Turns alerts into actionable diagnoses for on-call SRE and operations teams. Evidence first, human approved.
- Focused on incident diagnosis, not another generic ops dashboard
- Puts diagnosis, evidence, risk, and next action in one flow
- Keeps approval and execution behind a human gate
TARS is an AIOps MVP for on-call SRE and operations teams. It is built around a narrow job: when an alert arrives, help the responder understand what is happening and what to do next, without bouncing between metrics, logs, SSH, runbooks, and chat threads.
The product focus is not "full platform coverage." It is a tighter loop: faster diagnosis, clearer evidence, safer execution, and better auditability.
The win is not "AI wrote a long summary." The win is a responder opening one session and seeing:
- the current diagnosis
- the evidence behind it
- the risk level
- the next recommended action
That is the whole game.
The session detail page is being refocused around operator decision speed: current diagnosis, recommended next step, left-side timeline, and expandable evidence rows from the tool plan.

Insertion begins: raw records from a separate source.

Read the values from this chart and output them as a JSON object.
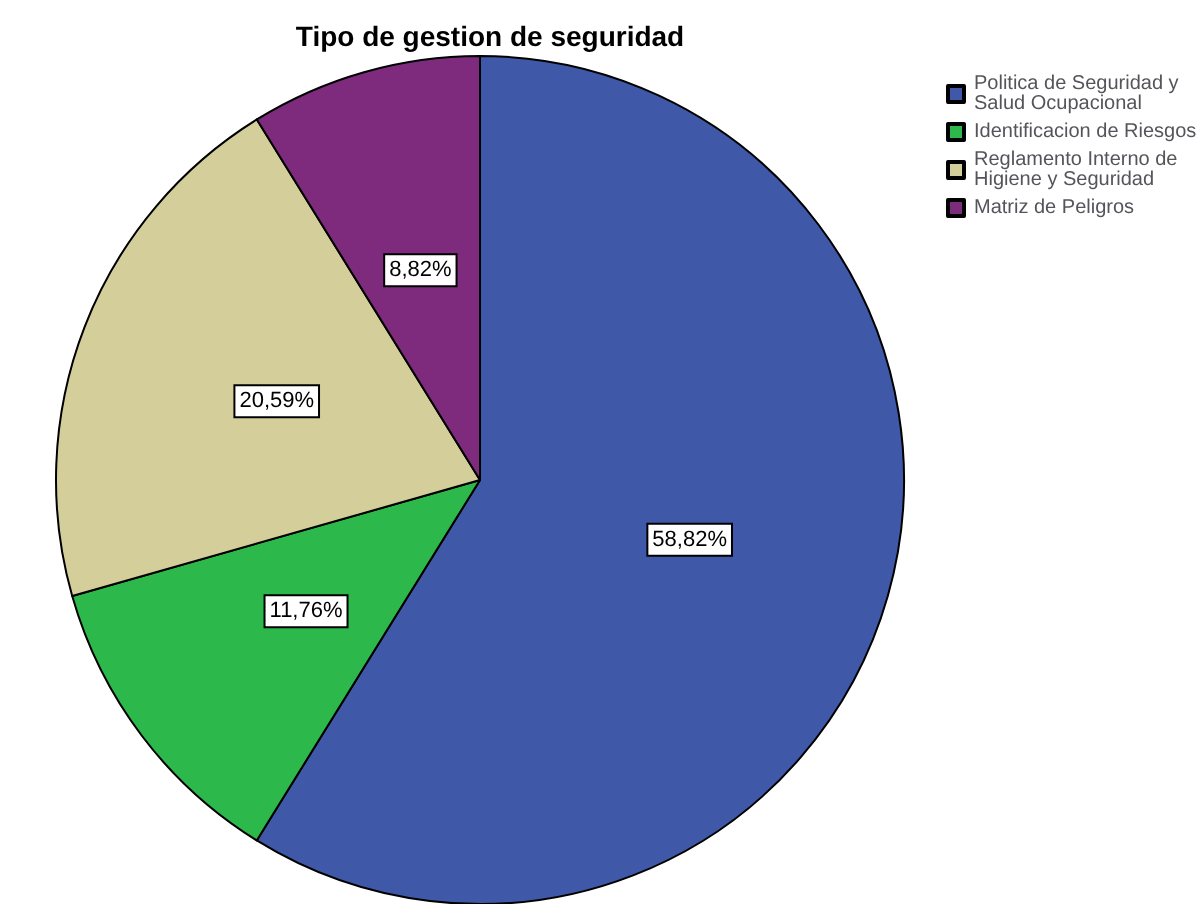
{
  "chart_data": {
    "type": "pie",
    "title": "Tipo de gestion de seguridad",
    "categories": [
      "Politica de Seguridad y Salud Ocupacional",
      "Identificacion de Riesgos",
      "Reglamento Interno de Higiene y Seguridad",
      "Matriz de Peligros"
    ],
    "values": [
      58.82,
      11.76,
      20.59,
      8.82
    ],
    "colors": [
      "#3f58a8",
      "#2db84b",
      "#d3ce9a",
      "#7e2b7e"
    ],
    "value_labels": [
      "58,82%",
      "11,76%",
      "20,59%",
      "8,82%"
    ],
    "legend": "top right"
  }
}
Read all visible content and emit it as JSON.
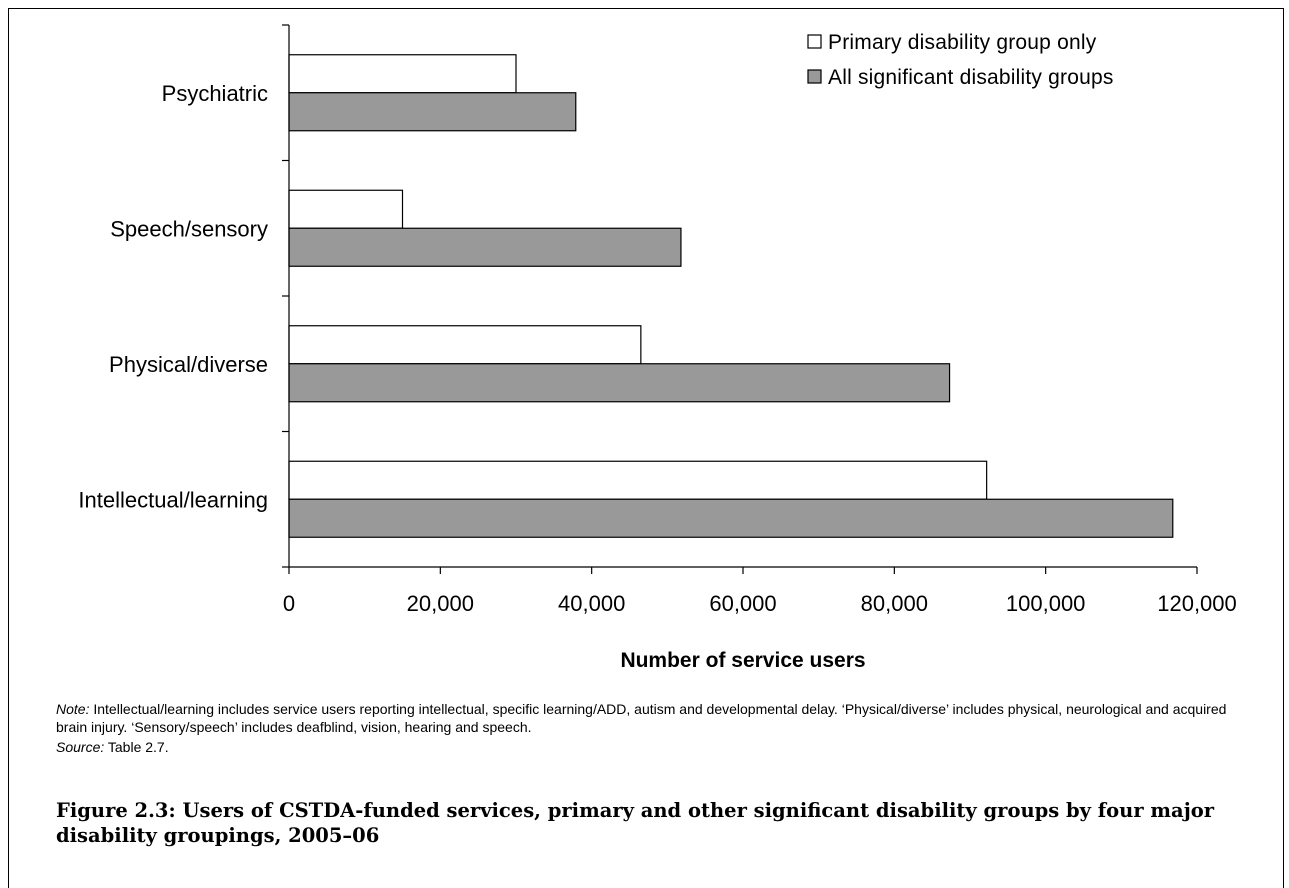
{
  "chart_data": {
    "type": "bar",
    "orientation": "horizontal",
    "categories": [
      "Psychiatric",
      "Speech/sensory",
      "Physical/diverse",
      "Intellectual/learning"
    ],
    "series": [
      {
        "name": "Primary disability group only",
        "color": "#ffffff",
        "values": [
          30000,
          15000,
          46500,
          92200
        ]
      },
      {
        "name": "All significant disability groups",
        "color": "#999999",
        "values": [
          37900,
          51800,
          87300,
          116800
        ]
      }
    ],
    "xlabel": "Number of service users",
    "ylabel": "",
    "xlim": [
      0,
      120000
    ],
    "xticks": [
      0,
      20000,
      40000,
      60000,
      80000,
      100000,
      120000
    ],
    "xtick_labels": [
      "0",
      "20,000",
      "40,000",
      "60,000",
      "80,000",
      "100,000",
      "120,000"
    ],
    "grid": false,
    "legend_position": "top-right"
  },
  "notes": {
    "note_label": "Note:",
    "note_text": " Intellectual/learning includes service users reporting intellectual, specific learning/ADD, autism and developmental delay. ‘Physical/diverse’ includes physical, neurological and acquired brain injury. ‘Sensory/speech’ includes deafblind, vision, hearing and speech.",
    "source_label": "Source:",
    "source_text": " Table 2.7."
  },
  "caption": {
    "figure_label": "Figure 2.3:",
    "text": " Users of CSTDA-funded services, primary and other significant disability groups by four major disability groupings, 2005–06"
  }
}
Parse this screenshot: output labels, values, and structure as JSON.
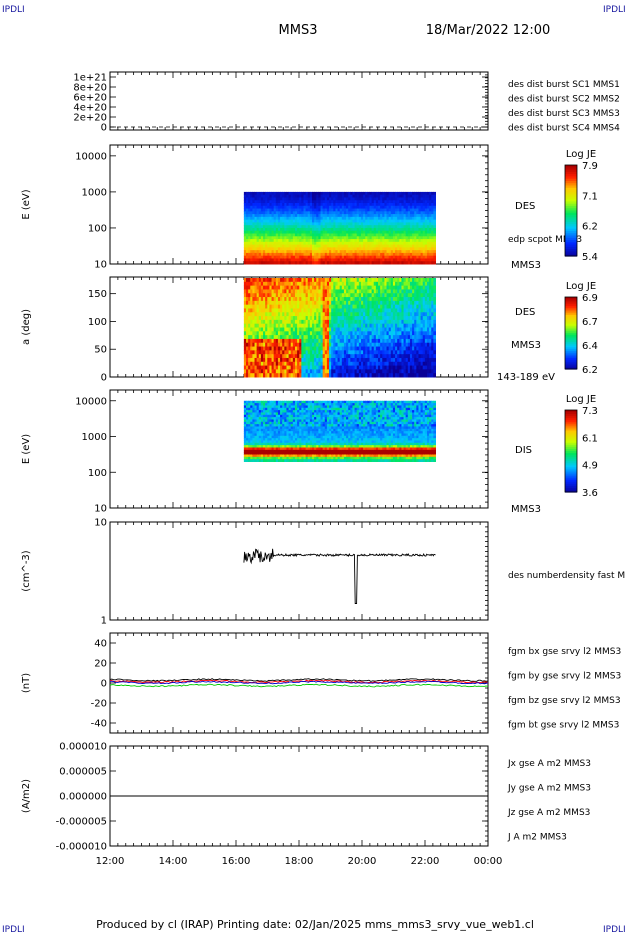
{
  "header": {
    "corner_tl": "IPDLI",
    "corner_tr": "IPDLI",
    "corner_bl": "IPDLI",
    "corner_br": "IPDLI",
    "title": "MMS3",
    "datetime": "18/Mar/2022 12:00"
  },
  "footer": {
    "text": "Produced by cl (IRAP)   Printing date: 02/Jan/2025   mms_mms3_srvy_vue_web1.cl"
  },
  "colors": {
    "c1": "#0000ff",
    "c2": "#dd00dd",
    "c3": "#dd0000",
    "c4": "#00cc00",
    "bx": "#ff0000",
    "by": "#00cc00",
    "bz": "#0000cc",
    "bt": "#000000"
  },
  "time_axis": {
    "start": "12:00",
    "end": "00:00",
    "ticks": [
      "12:00",
      "14:00",
      "16:00",
      "18:00",
      "20:00",
      "22:00",
      "00:00"
    ],
    "data_start": "16:15",
    "data_end": "22:20"
  },
  "chart_data": [
    {
      "type": "line",
      "name": "dist-burst",
      "ylabel": "",
      "ylim": [
        0,
        1.1e+21
      ],
      "yticks": [
        "1e+21",
        "8e+20",
        "6e+20",
        "4e+20",
        "2e+20",
        "0"
      ],
      "legend": [
        {
          "text": "des dist burst SC1 MMS1",
          "color": "c1"
        },
        {
          "text": "des dist burst SC2 MMS2",
          "color": "c2"
        },
        {
          "text": "des dist burst SC3 MMS3",
          "color": "c3"
        },
        {
          "text": "des dist burst SC4 MMS4",
          "color": "c4"
        }
      ],
      "series": [
        {
          "values": [
            0,
            0
          ]
        }
      ]
    },
    {
      "type": "heatmap",
      "name": "des-energy",
      "ylabel": "E (eV)",
      "scale": "log",
      "ylim": [
        10,
        20000
      ],
      "yticks": [
        "10000",
        "1000",
        "100",
        "10"
      ],
      "right_labels": [
        "DES",
        "edp scpot MMS3",
        "MMS3"
      ],
      "colorbar": {
        "title": "Log JE",
        "min": 5.4,
        "max": 7.9,
        "ticks": [
          "7.9",
          "7.1",
          "6.2",
          "5.4"
        ]
      },
      "data_range_ev": [
        10,
        1000
      ]
    },
    {
      "type": "heatmap",
      "name": "des-pitch",
      "ylabel": "a (deg)",
      "ylim": [
        0,
        180
      ],
      "yticks": [
        "150",
        "100",
        "50",
        "0"
      ],
      "right_labels": [
        "DES",
        "MMS3",
        "143-189 eV"
      ],
      "colorbar": {
        "title": "Log JE",
        "min": 6.2,
        "max": 6.9,
        "ticks": [
          "6.9",
          "6.7",
          "6.4",
          "6.2"
        ]
      }
    },
    {
      "type": "heatmap",
      "name": "dis-energy",
      "ylabel": "E (eV)",
      "scale": "log",
      "ylim": [
        10,
        20000
      ],
      "yticks": [
        "10000",
        "1000",
        "100",
        "10"
      ],
      "right_labels": [
        "DIS",
        "MMS3"
      ],
      "colorbar": {
        "title": "Log JE",
        "min": 3.6,
        "max": 7.3,
        "ticks": [
          "7.3",
          "6.1",
          "4.9",
          "3.6"
        ]
      },
      "data_range_ev": [
        200,
        10000
      ]
    },
    {
      "type": "line",
      "name": "density",
      "ylabel": "(cm^-3)",
      "scale": "log",
      "ylim": [
        1,
        10
      ],
      "yticks": [
        "10",
        "1"
      ],
      "legend": [
        {
          "text": "des numberdensity fast M",
          "color": "bt"
        }
      ],
      "level": 4.6
    },
    {
      "type": "line",
      "name": "fgm",
      "ylabel": "(nT)",
      "ylim": [
        -50,
        50
      ],
      "yticks": [
        "40",
        "20",
        "0",
        "-20",
        "-40"
      ],
      "legend": [
        {
          "text": "fgm bx gse srvy l2 MMS3",
          "color": "bx"
        },
        {
          "text": "fgm by gse srvy l2 MMS3",
          "color": "by"
        },
        {
          "text": "fgm bz gse srvy l2 MMS3",
          "color": "bz"
        },
        {
          "text": "fgm bt gse srvy l2 MMS3",
          "color": "bt"
        }
      ],
      "levels": {
        "bx": 1.5,
        "by": -2.5,
        "bz": 0.5,
        "bt": 3
      }
    },
    {
      "type": "line",
      "name": "current",
      "ylabel": "(A/m2)",
      "ylim": [
        -1e-05,
        1e-05
      ],
      "yticks": [
        "0.000010",
        "0.000005",
        "0.000000",
        "-0.000005",
        "-0.000010"
      ],
      "legend": [
        {
          "text": "Jx gse A m2 MMS3",
          "color": "bx"
        },
        {
          "text": "Jy gse A m2 MMS3",
          "color": "by"
        },
        {
          "text": "Jz gse A m2 MMS3",
          "color": "bz"
        },
        {
          "text": "J A m2 MMS3",
          "color": "bt"
        }
      ],
      "level": 0
    }
  ]
}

This image is the confirmed target information architecture reference for /sessions/:id. It is a design reference only, not a substitute for runtime validation in the shared environment.
flowchart TD
A[Alert / Telegram / Web request] --> B[Session intake]
B --> C[Evidence-first diagnosis]
C --> C1[Metrics]
C --> C2[Logs]
C --> C3[Traces / observability]
C --> C4[Release evidence]
C --> C5[SSH only when needed]
C1 --> D[Diagnosis, risk, next action]
C2 --> D
C3 --> D
C4 --> D
C5 --> D
D --> E[Approval-gated execution]
E --> F[Audit trail and knowledge capture]
- Go
1.25 - Node.js
20.19+or22.12+ - npm
- Ruby
- Docker, optional
- Clone the repository.
git clone https://github.com/evilgaoshu/TARS.git
cd TARS- Install frontend dependencies.
make web-install- Run the publishable baseline checks.
make secret-scan
make pre-check
make check-mvp-
Copy the
.exampleconfig files into ignored local files and fill in real values outside Git. -
If you want a local stack after the baseline checks, use the Docker Compose path described in docs/README-notes.md.
If you just cloned the repo, run make web-install before make check-mvp because check-mvp expects web/node_modules to exist.
TARS currently fits teams that:
- run an on-call SRE or operations rotation
- already have a real alert source such as
VMAlert - handle repeatable infrastructure incidents
- want AI-assisted diagnosis, but not unsupervised execution
Typical early scenarios include service unavailability, CPU or memory spikes, disk pressure, and unhealthy instances.
| Need | Where to start |
|---|---|
| Product and technical baseline | project/README.md |
| User, admin, deployment, troubleshooting guides | docs/guides/README.md |
| API, configuration, schema, compatibility | docs/reference/README.md |
| Operations, CI, rollout, deeper runbooks | docs/operations/README.md |
| Extra README notes and deeper entry links | docs/README-notes.md |
If the repository owner wants to update the GitHub About section manually, this wording matches the current project scope:
- About:
AI-assisted incident diagnosis and approval-gated execution for on-call SRE teams. Turns alerts into actionable diagnoses with evidence-first workflows and human approval. - Topics:
aiops,sre,incident-response,oncall,observability,devops,golang,react,postgresql,telegram
See CONTRIBUTING.md for local setup, development workflow, and contribution expectations.
No standalone LICENSE file is present in the repository today. Before public release or open source distribution, add the intended license file and update this section.